Near curve NBP gas contracts fell by an average of 3.0% on Tuesday as Russian gas continued to flow

20 November 2024

Gas Market 

Gas prices declined in trading Tuesday as Russian gas continued to flow into Europe despite the announcement over the weekend that Gazprom would curtail flows into Austria. Reports show that nominations for Russian gas to flow through Slovakia to the Austrian border continue, but the counterparty on the Austrian side of the border is no longer OMV but a western European counterparty with contracts to transport gas via the Austrian system. As a result gas flows into Austria have remained little changed from last week. With gas flows remaining consistent, some of the risk premium has been released from contracts despite the current cold snap supporting demand. The front month contract fell by 3.3% to 114.74p/th marginally higher than the intra-day low of 114.31p/th.
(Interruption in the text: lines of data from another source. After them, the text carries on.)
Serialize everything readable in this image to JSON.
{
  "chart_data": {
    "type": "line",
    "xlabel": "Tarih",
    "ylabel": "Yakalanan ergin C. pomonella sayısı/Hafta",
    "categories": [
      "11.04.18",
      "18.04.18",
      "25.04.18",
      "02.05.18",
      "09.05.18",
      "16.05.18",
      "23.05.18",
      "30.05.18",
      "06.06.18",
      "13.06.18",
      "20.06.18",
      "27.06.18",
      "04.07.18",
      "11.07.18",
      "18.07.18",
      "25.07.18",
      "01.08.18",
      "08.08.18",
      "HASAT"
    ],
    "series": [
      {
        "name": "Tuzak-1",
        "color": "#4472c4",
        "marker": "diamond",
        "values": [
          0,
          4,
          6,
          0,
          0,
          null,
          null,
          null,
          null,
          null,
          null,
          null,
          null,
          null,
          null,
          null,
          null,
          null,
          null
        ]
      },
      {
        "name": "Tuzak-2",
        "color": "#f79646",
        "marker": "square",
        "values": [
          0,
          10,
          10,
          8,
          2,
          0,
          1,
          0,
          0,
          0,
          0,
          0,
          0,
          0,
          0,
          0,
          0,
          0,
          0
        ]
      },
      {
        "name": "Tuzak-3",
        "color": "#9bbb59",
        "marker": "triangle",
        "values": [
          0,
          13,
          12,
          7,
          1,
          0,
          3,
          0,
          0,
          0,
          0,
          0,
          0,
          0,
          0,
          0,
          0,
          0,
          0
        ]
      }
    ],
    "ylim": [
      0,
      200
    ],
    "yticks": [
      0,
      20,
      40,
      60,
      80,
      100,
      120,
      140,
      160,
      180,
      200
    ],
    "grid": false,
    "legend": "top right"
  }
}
Day ahead declined by 3.45p/th with the increased heat demand offset by above seasonal norm wind generation reducing gas for power generation.

Power Market

Wind generation in the UK is currently forecast at 13.6 GW, almost 20% above seasonal norms, which weighed on the Day ahead baseload power contract as it shed £3.00/MWh settling at £99.00/MWh. Along the curve Q1-25 prices fell by over 2.5% as the declining NBP gas market weighed on the power contracts. The continued flow of gas from Russia despite the previously announced curtailment of flows into Austria saw some of the recent risk premium fall out of the NBP, and as a result a similar trend was evident on the GB baseload market. EUA carbon prices also declined, with a lack of clear signals in the allowances market, the contracts instead tracked European gas prices lower.  

Oil Market

Despite rising tensions following claims by Russia that Ukraine had used US long range ATACMS missiles to attack military targets, prices steadied in trading on Tuesday. Weighing on prices was news that Western Europe’s largest oil field, the Johan Sverdrup field, recommenced operation following Monday’s power outage that had contributed to a 3% increase. Another contributing factor outweighing geopolitical risks was the strong US dollar that edged higher on Tuesday. At its current level the dollar is only marginally below its strongest valuation seen in the last 13 months which helped oil hold firm at $73.31/bbl despite the rising tensions in Ukraine. A strong dollar weighs on oil prices making it more expensive for holders of other currencies.  

Markets this morning

NBP gas prices have arrested their decline this morning following yesterday’s decline. On a day ahead basis tomorrow’s temperatures are forecast to be the coldest of this short cold snap before an increase in temperatures over the weekend. The Dec-24 contract last traded at 115.32p/th relatively flat to last night’s settlement. Oil is also trading relatively flat to Tuesday’s settlement as the market weighs up mixed drivers. Traders are weighing up the risk of Ukraine’s attacks on Russia possibly impacting on oil production and signs of increased Chinese oil imports against an increase in US stockpiles indicating a downturn in US demand.